The issue, Statistical Inference in the 21st Century: A World Beyond P<0.05, calls for an end to the practice of using a probability value (p-value) of less than 0.05 as strong evidence against a null hypothesis or a value greater than 0.05 as strong evidence favoring a null hypothesis. Instead, p-values should be reported as continuous quantities and described in language stating what the value means in the scientific context.
Containing 43 papers by statisticians from around the world, the special issue is expected to lead to a major rethinking of statistical inference by initiating a process that ultimately moves statistical science—and science itself—into a new age.
In the issue's editorial, Dr. Ronald Wasserstein, Executive Director of the ASA, Dr. Allen Schirm, retired from Mathematica Policy Research, and Professor Nicole Lazar of the University of Georgia said: "Based on our review of the articles in this special issue and the broader literature, we conclude that it is time to stop using the term 'statistically significant' entirely.
"No p-value can reveal the plausibility, presence, truth, or importance of an association or effect. Therefore, a label of statistical significance does not mean or imply that an association or effect is highly probable, real, true, or important. Nor does a label of statistical non-significance lead to the association or effect being improbable, absent, false, or unimportant.
"For the integrity of scientific publishing and research dissemination, therefore, whether a p-value passes any arbitrary threshold should not be considered at all when deciding which results to present or highlight."
Articles in the special issue suggest alternatives and complements to p-values, and highlight the need for widespread reform of editorial, educational and institutional practices.
While there is no single solution to replacing the outsized role that statistical significance has come to play in science, solid principles for the use of statistics do exist, say the editorial's authors.

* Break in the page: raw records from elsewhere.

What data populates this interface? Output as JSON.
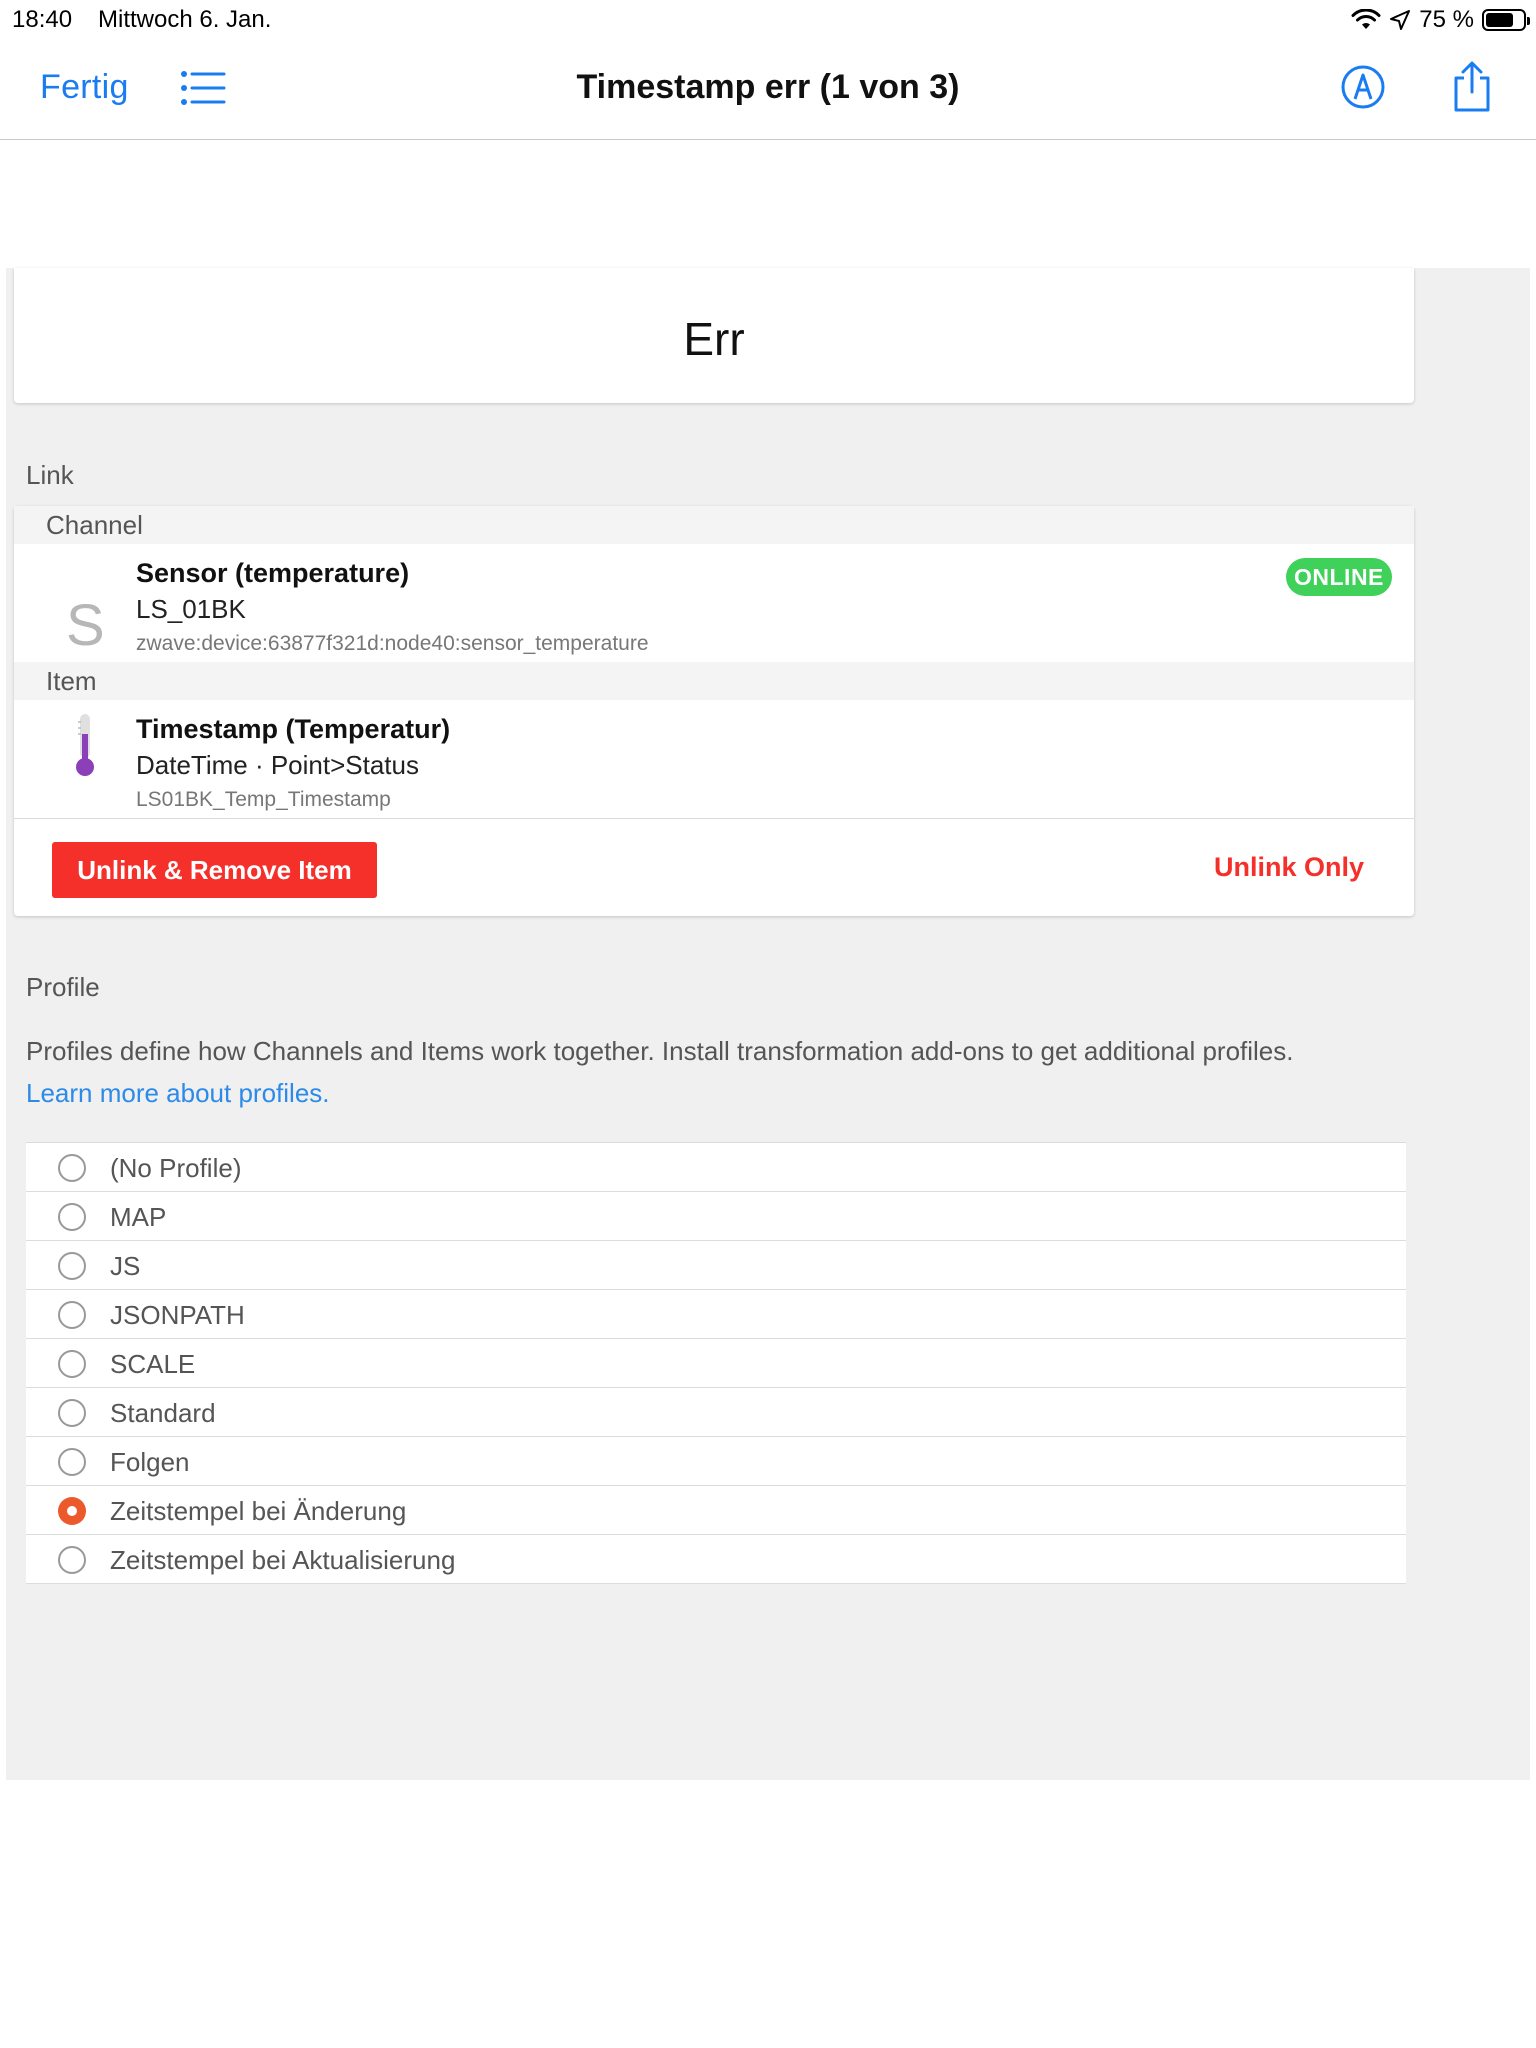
{
  "status_bar": {
    "time": "18:40",
    "date": "Mittwoch 6. Jan.",
    "battery": "75 %",
    "battery_level": 0.75
  },
  "nav": {
    "done_label": "Fertig",
    "title": "Timestamp err (1 von 3)"
  },
  "state_card": {
    "value": "Err"
  },
  "link_section": {
    "title": "Link",
    "channel_header": "Channel",
    "channel": {
      "letter": "S",
      "title": "Sensor (temperature)",
      "subtitle": "LS_01BK",
      "uid": "zwave:device:63877f321d:node40:sensor_temperature",
      "status": "ONLINE"
    },
    "item_header": "Item",
    "item": {
      "title": "Timestamp (Temperatur)",
      "subtitle": "DateTime · Point>Status",
      "name": "LS01BK_Temp_Timestamp"
    },
    "remove_button": "Unlink & Remove Item",
    "unlink_button": "Unlink Only"
  },
  "profile_section": {
    "title": "Profile",
    "description": "Profiles define how Channels and Items work together. Install transformation add-ons to get additional profiles.",
    "learn_more": "Learn more about profiles.",
    "options": [
      {
        "label": "(No Profile)",
        "checked": false
      },
      {
        "label": "MAP",
        "checked": false
      },
      {
        "label": "JS",
        "checked": false
      },
      {
        "label": "JSONPATH",
        "checked": false
      },
      {
        "label": "SCALE",
        "checked": false
      },
      {
        "label": "Standard",
        "checked": false
      },
      {
        "label": "Folgen",
        "checked": false
      },
      {
        "label": "Zeitstempel bei Änderung",
        "checked": true
      },
      {
        "label": "Zeitstempel bei Aktualisierung",
        "checked": false
      }
    ]
  },
  "colors": {
    "accent": "#1a7cf2",
    "danger": "#f5302a",
    "online": "#3fd15a",
    "radio_checked": "#ec5a2b",
    "link": "#2c8ae8"
  },
  "icons": {
    "list": "list-icon",
    "markup": "markup-pen-icon",
    "share": "share-icon",
    "wifi": "wifi-icon",
    "location": "location-arrow-icon",
    "battery": "battery-icon",
    "thermometer": "thermometer-icon"
  }
}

"The statistical community has not yet converged on a simple paradigm for the use of statistical inference in scientific research—and in fact it may never do so," they acknowledge. "A one-size-fits-all approach to statistical inference is an inappropriate expectation. Instead, we recommend scientists conducting statistical analysis of their results should adopt what we call the ATOM model: Accept uncertainty, be Thoughtful, be Open, be Modest."